In the digital age, movie review websites accumulate massive amounts of user content, making manual analysis impractical. Sentiment analysis technology uses NLP and machine learning to automatically identify emotional tendencies and classify reviews as positive or negative. As one of the world's largest movie databases, IMDB's review data has extremely high research value.
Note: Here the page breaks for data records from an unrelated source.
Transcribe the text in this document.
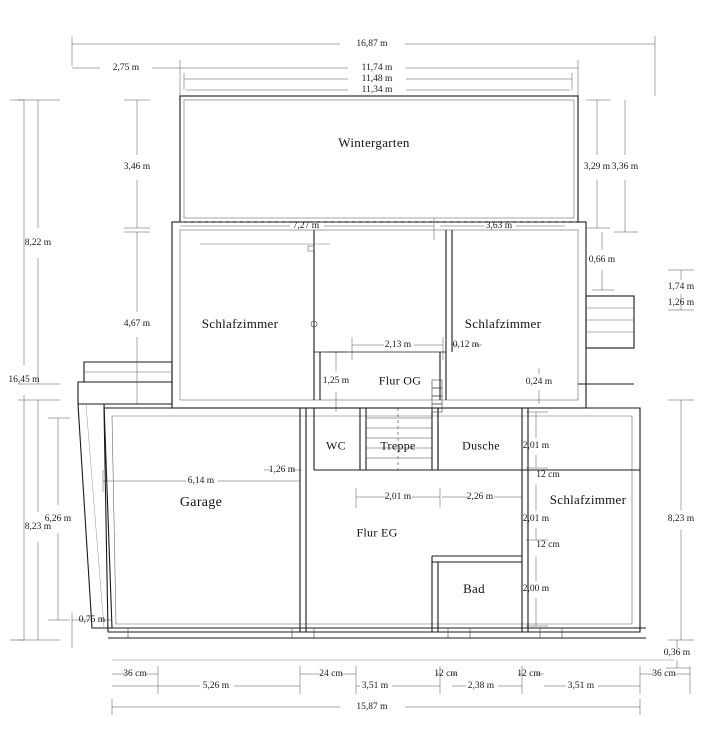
Wintergarten
Schlafzimmer	Schlafzimmer
Flur OG
WC	Treppe	Dusche
Garage
Flur EG
Schlafzimmer
Bad
16,87 m
2,75 m	11,74 m
11,48 m
11,34 m
8,22 m
16,45 m
3,46 m
4,67 m
8,23 m
6,26 m
0,75 m
3,29 m 3,36 m
0,66 m
1,74 m
1,26 m
0,24 m
2,01 m
12 cm
2,01 m
12 cm
2,00 m
8,23 m
0,36 m
7,27 m	3,63 m
2,13 m	0,12 m
1,25 m
6,14 m
1,26 m
2,01 m	2,26 m
36 cm
5,26 m
24 cm
3,51 m
12 cm
2,38 m
12 cm
3,51 m
36 cm
15,87 m
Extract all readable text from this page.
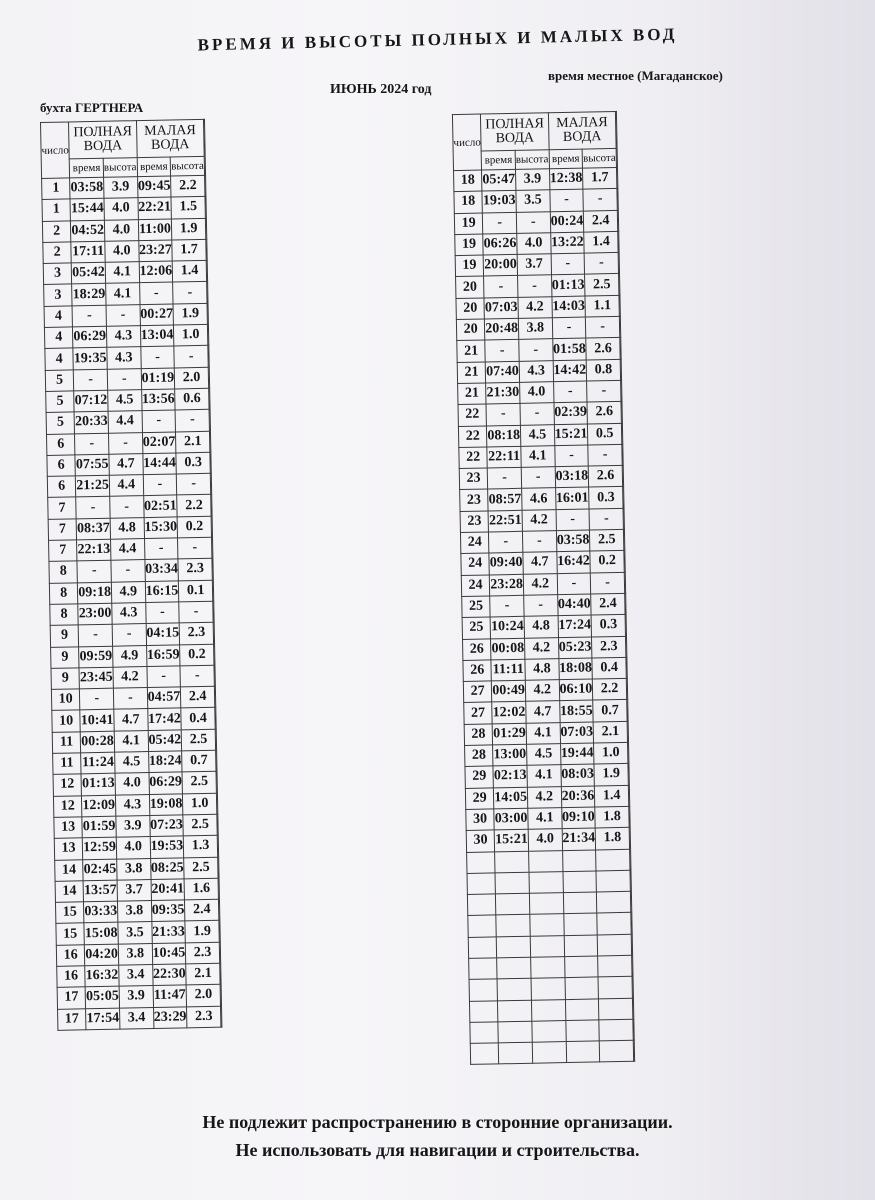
ВРЕМЯ И ВЫСОТЫ ПОЛНЫХ И МАЛЫХ ВОД
бухта ГЕРТНЕРА
ИЮНЬ 2024 год
время местное (Магаданское)
число	ПОЛНАЯ
ВОДА		МАЛАЯ
ВОДА		
	время	высота	время	высота	
1	03:58	3.9	09:45	2.2	
1	15:44	4.0	22:21	1.5	
2	04:52	4.0	11:00	1.9	
2	17:11	4.0	23:27	1.7	
3	05:42	4.1	12:06	1.4	
3	18:29	4.1	-	-	
4	-	-	00:27	1.9	
4	06:29	4.3	13:04	1.0	
4	19:35	4.3	-	-	
5	-	-	01:19	2.0	
5	07:12	4.5	13:56	0.6	
5	20:33	4.4	-	-	
6	-	-	02:07	2.1	
6	07:55	4.7	14:44	0.3	
6	21:25	4.4	-	-	
7	-	-	02:51	2.2	
7	08:37	4.8	15:30	0.2	
7	22:13	4.4	-	-	
8	-	-	03:34	2.3	
8	09:18	4.9	16:15	0.1	
8	23:00	4.3	-	-	
9	-	-	04:15	2.3	
9	09:59	4.9	16:59	0.2	
9	23:45	4.2	-	-	
10	-	-	04:57	2.4	
10	10:41	4.7	17:42	0.4	
11	00:28	4.1	05:42	2.5	
11	11:24	4.5	18:24	0.7	
12	01:13	4.0	06:29	2.5	
12	12:09	4.3	19:08	1.0	
13	01:59	3.9	07:23	2.5	
13	12:59	4.0	19:53	1.3	
14	02:45	3.8	08:25	2.5	
14	13:57	3.7	20:41	1.6	
15	03:33	3.8	09:35	2.4	
15	15:08	3.5	21:33	1.9	
16	04:20	3.8	10:45	2.3	
16	16:32	3.4	22:30	2.1	
17	05:05	3.9	11:47	2.0	
17	17:54	3.4	23:29	2.3	
число	ПОЛНАЯ
ВОДА		МАЛАЯ
ВОДА		
	время	высота	время	высота	
18	05:47	3.9	12:38	1.7	
18	19:03	3.5	-	-	
19	-	-	00:24	2.4	
19	06:26	4.0	13:22	1.4	
19	20:00	3.7	-	-	
20	-	-	01:13	2.5	
20	07:03	4.2	14:03	1.1	
20	20:48	3.8	-	-	
21	-	-	01:58	2.6	
21	07:40	4.3	14:42	0.8	
21	21:30	4.0	-	-	
22	-	-	02:39	2.6	
22	08:18	4.5	15:21	0.5	
22	22:11	4.1	-	-	
23	-	-	03:18	2.6	
23	08:57	4.6	16:01	0.3	
23	22:51	4.2	-	-	
24	-	-	03:58	2.5	
24	09:40	4.7	16:42	0.2	
24	23:28	4.2	-	-	
25	-	-	04:40	2.4	
25	10:24	4.8	17:24	0.3	
26	00:08	4.2	05:23	2.3	
26	11:11	4.8	18:08	0.4	
27	00:49	4.2	06:10	2.2	
27	12:02	4.7	18:55	0.7	
28	01:29	4.1	07:03	2.1	
28	13:00	4.5	19:44	1.0	
29	02:13	4.1	08:03	1.9	
29	14:05	4.2	20:36	1.4	
30	03:00	4.1	09:10	1.8	
30	15:21	4.0	21:34	1.8	

Не подлежит распространению в сторонние организации.
Не использовать для навигации и строительства.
This project builds a complete sentiment analysis system, demonstrating the full machine learning workflow from raw text to sentiment prediction.

## Technical Architecture and Core Workflow

### Text Preprocessing
Remove noise such as HTML tags and special symbols, convert to lowercase, tokenize, filter stop words, and perform stemming.

### Feature Extraction
Adopt bag-of-words model, TF-IDF (to highlight distinguishing keywords), and N-gram (to capture the semantics of word combinations).

### Model Selection and Training
Supports Naive Bayes (probabilistic classifier, suitable for large-scale data), Logistic Regression (linear classifier), SVM (strong generalization ability in high-dimensional space), and Random Forest (ensemble learning to improve accuracy).

### Model Evaluation
Use accuracy, precision, recall, and F1 score to measure performance; avoid overfitting through cross-validation and hyperparameter tuning.

### Sentiment Prediction
New reviews are preprocessed and feature-extracted before being input into the model, which outputs positive/negative classification and confidence level.

## Practical Application Scenarios and Value

- **Movie Industry Insights**: Production companies analyze audience feedback in bulk to adjust marketing strategies.
- **Intelligent Recommendation**: Combine user ratings and review sentiment to build a precise recommendation engine.
- **Public Opinion Monitoring**: Track public reactions to new films in real time and identify reputation crises.
- **Academic Research**: Provide standardized benchmark datasets and experimental frameworks.

## Technical Highlights and Scalability

- **End-to-End Workflow**: A complete pipeline from raw data to prediction results, easy to understand and reproduce.
- **Modular Design**: Each stage is independently encapsulated, facilitating replacement of algorithms or preprocessing methods.
- **Scalable Architecture**: Supports integration of deep learning models such as BERT and RoBERTa.
- **Open-Source Friendly**: The MIT license allows free use and secondary development.

## Summary and Outlook

This project demonstrates the strong capabilities of traditional machine learning in the NLP field. Through systematic preprocessing and feature engineering, even simple models can achieve satisfactory results. Future exploration can focus on aspect-level sentiment analysis (identifying attitudes towards specific aspects such as plot and acting). For developers who are new to NLP and machine learning, this project provides a complete practical chain and is an ideal starting point for learning.